Durante os dias que se seguiram, Thomas Lieven deu muito trabalho a, pelo menos, três médicos. Eles o fotografaram, tomaram medidas cranianas com um grande compasso e o examinaram de todas as formas. Depois ele foi proibido de fumar. Em seguida, não podia mais beber. Depois, Pamela não teve mais o direito de... - enfim, Thomas foi proibido de tudo.

A operação foi no dia 7 de novembro.

Quando recobrou os sentidos estava no seu quarto. A cabeça estava dolorida, e toda enfaixada.

No quarto dia depois da operação ele começou, lentamente, a sentir-se melhor. Os médicos mudaram os curativos. Pamela ficava o dia inteiro sentada a seu lado, procurando distraí-lo, mas só falando em coisas sérias, porque, quando Thomas tentava sorrir, por baixo das ataduras, sentia dores.

Um belo dia chegou um telegrama que era ansiosamente esperado. Estava endereçado a Mr. Grey - era o pseudônimo de Thomas na clínica. O texto era o seguinte: ”Tia Vera chegou bem. Afetuosamente, Edgar”.

Pamela e Thomas leram o telegrama. Pamela gritou de alegria e apertou a mão de Thomas.

- Eles encontraram o cadáver, querido. Encontraram o cadáver certo.

- Agora, a coisa não pode mais falhar - disse Thomas, satisfeito.

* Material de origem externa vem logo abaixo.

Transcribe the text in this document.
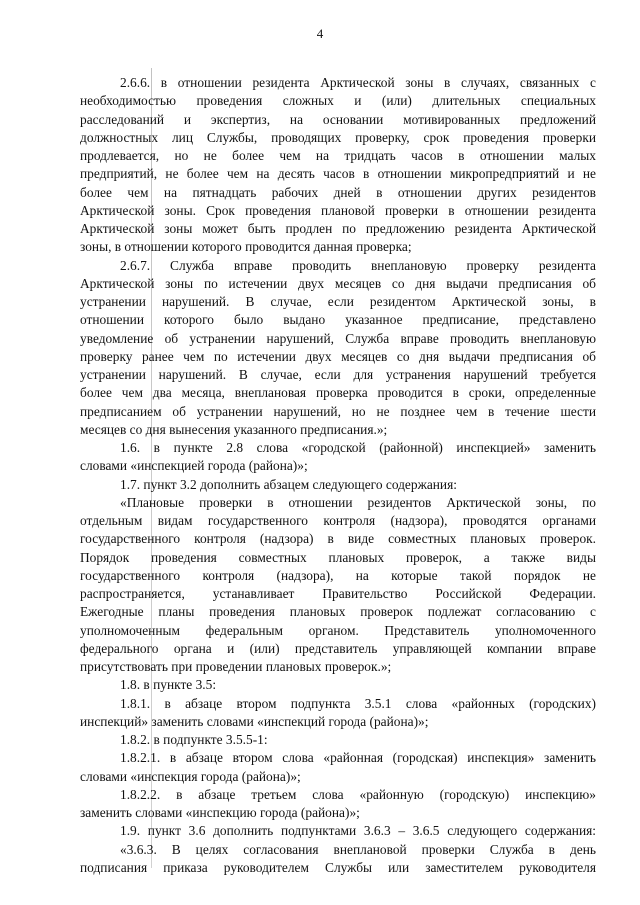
4
2.6.6. в отношении резидента Арктической зоны в случаях, связанных с
необходимостью проведения сложных и (или) длительных специальных
расследований и экспертиз, на основании мотивированных предложений
должностных лиц Службы, проводящих проверку, срок проведения проверки
продлевается, но не более чем на тридцать часов в отношении малых
предприятий, не более чем на десять часов в отношении микропредприятий и не
более чем на пятнадцать рабочих дней в отношении других резидентов
Арктической зоны. Срок проведения плановой проверки в отношении резидента
Арктической зоны может быть продлен по предложению резидента Арктической
зоны, в отношении которого проводится данная проверка;
2.6.7. Служба вправе проводить внеплановую проверку резидента
Арктической зоны по истечении двух месяцев со дня выдачи предписания об
устранении нарушений. В случае, если резидентом Арктической зоны, в
отношении которого было выдано указанное предписание, представлено
уведомление об устранении нарушений, Служба вправе проводить внеплановую
проверку ранее чем по истечении двух месяцев со дня выдачи предписания об
устранении нарушений. В случае, если для устранения нарушений требуется
более чем два месяца, внеплановая проверка проводится в сроки, определенные
предписанием об устранении нарушений, но не позднее чем в течение шести
месяцев со дня вынесения указанного предписания.»;
1.6. в пункте 2.8 слова «городской (районной) инспекцией» заменить
словами «инспекцией города (района)»;
1.7. пункт 3.2 дополнить абзацем следующего содержания:
«Плановые проверки в отношении резидентов Арктической зоны, по
отдельным видам государственного контроля (надзора), проводятся органами
государственного контроля (надзора) в виде совместных плановых проверок.
Порядок проведения совместных плановых проверок, а также виды
государственного контроля (надзора), на которые такой порядок не
распространяется, устанавливает Правительство Российской Федерации.
Ежегодные планы проведения плановых проверок подлежат согласованию с
уполномоченным федеральным органом. Представитель уполномоченного
федерального органа и (или) представитель управляющей компании вправе
присутствовать при проведении плановых проверок.»;
1.8. в пункте 3.5:
1.8.1. в абзаце втором подпункта 3.5.1 слова «районных (городских)
инспекций» заменить словами «инспекций города (района)»;
1.8.2. в подпункте 3.5.5-1:
1.8.2.1. в абзаце втором слова «районная (городская) инспекция» заменить
словами «инспекция города (района)»;
1.8.2.2. в абзаце третьем слова «районную (городскую) инспекцию»
заменить словами «инспекцию города (района)»;
1.9. пункт 3.6 дополнить подпунктами 3.6.3 – 3.6.5 следующего содержания:
«3.6.3. В целях согласования внеплановой проверки Служба в день
подписания приказа руководителем Службы или заместителем руководителя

Ele estava enganado; infelizmente, alguma coisa falhou. No dia 13 de novembro um senhor com ar preocupado, olhos melancólicos e um vasto resfriado, apareceu na clínica. Pediu para falar, a sós, com Mr. Grey. Quando ficou só com Thomas ele se apresentou como John Misaras, agente do FBI. Além do seu resfriado, Misaras era portador de más notícias.

- Tivemos complicações com o cadáver - disse ele espirrando terrivelmente. - Acredite, Mr. Grey, estamos desolados.

- Que aconteceu ao cadáver? - perguntou Thomas com o coração apertado.

- Não o temos mais.

- Onde está ele?

- Em Ancara.

- Ah! - fez Thomas, surpreso.

- Já o enterraram.

- Ah! - fez Thomas novamente.

- Devo esclarecer que havia, naquele dia, cinco cadáveres e houve troca entre dois: o nosso e um outro. O outro ainda está conosco. É um diplomata turco. Mas, infelizmente, ele não se parece com o senhor. É realmente uma pena.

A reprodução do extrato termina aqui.